Koro negotiated price and talked about home. The guy has lived in Mali, Burkina Faso, Cote d'Ivoire, Senegal and now Ghana.

After Cape Coast Koro went to Cote d'Voir and Lani and I continued on to Kumasi, Hohao, and up to my friend Rhoda's village in the Volta region of Ghana. This region is situated on the Togo boarder and during rainy season which is when we were there is green lush cool with water falls and hilly terrain. We hiked, Lani cooked us great meals and we visited with Rhoda and her site mate Leanne for a whole weekend.

What a great visit with Rhoda. It was hard to leave and head back to the big city of Accra where we had business to attend to and arrange the bus transportation to Cote d'Ivoir. We have figured out public transport in Accra so taking taxis is at a minimum. The bus for Abidjan leaves at 4 am, we report to the station at 3:30 am. As usual the bus left at 5 am. The ticket price was 1.000 cfa for the bus and 8.000 cfa for the boarder crossing bribes and as we found out there is a person at the boarder that does nothing but gets us trough the board. This frontier was the most guarded so far. The way we breezed through in three hours I would say the bribing worked.

In Abidjan we did nothing but visit with Koro's family.
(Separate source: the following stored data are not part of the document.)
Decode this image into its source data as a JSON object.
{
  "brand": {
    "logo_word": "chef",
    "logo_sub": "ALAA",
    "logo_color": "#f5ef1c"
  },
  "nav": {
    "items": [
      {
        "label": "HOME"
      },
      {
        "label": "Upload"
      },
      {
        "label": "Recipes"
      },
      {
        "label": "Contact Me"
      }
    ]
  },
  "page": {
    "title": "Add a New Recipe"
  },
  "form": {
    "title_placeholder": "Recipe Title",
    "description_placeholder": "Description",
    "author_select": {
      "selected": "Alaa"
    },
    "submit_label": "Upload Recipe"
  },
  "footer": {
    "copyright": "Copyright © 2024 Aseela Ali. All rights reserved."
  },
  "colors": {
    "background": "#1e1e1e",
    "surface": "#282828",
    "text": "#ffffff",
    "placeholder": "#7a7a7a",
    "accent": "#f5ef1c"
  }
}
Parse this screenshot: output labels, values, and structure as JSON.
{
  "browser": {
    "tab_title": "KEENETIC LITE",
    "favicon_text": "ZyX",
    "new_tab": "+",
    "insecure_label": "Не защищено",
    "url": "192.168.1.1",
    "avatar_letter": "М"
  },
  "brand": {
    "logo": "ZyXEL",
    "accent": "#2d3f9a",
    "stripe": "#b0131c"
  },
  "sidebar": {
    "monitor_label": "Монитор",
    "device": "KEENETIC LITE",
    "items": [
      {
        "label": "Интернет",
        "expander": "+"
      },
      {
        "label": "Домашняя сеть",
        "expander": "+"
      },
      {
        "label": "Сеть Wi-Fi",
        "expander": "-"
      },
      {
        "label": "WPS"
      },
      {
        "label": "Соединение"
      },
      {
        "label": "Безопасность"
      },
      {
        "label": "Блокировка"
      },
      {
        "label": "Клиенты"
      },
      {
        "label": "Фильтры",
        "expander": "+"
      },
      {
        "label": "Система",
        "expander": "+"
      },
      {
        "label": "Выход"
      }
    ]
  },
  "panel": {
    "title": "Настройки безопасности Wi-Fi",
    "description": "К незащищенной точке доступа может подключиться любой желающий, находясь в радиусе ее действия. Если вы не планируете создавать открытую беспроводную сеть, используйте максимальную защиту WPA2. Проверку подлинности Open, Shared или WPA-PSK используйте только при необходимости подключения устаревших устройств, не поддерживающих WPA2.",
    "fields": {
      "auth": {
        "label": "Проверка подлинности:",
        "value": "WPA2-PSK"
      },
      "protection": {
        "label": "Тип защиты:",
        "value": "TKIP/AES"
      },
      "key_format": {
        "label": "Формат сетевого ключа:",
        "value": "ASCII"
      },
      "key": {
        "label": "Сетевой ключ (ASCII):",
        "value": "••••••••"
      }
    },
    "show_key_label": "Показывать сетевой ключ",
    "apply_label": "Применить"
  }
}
They are the greatest people. We were fed good, they took us around to artisan places, and when we left we got a ride in a truck and several of the women Lani's age took a taxi to the bus station to see us off. This was a great
brake from the heat and hardships of Mali.

The elders of the family. Lani and I estimated that about thirty family members lived in the household and there was a serious of three household where we were and more accross the street. Koro's family just goes on and on. We even went to Yamoussoukro to visit Koro's sister for a night.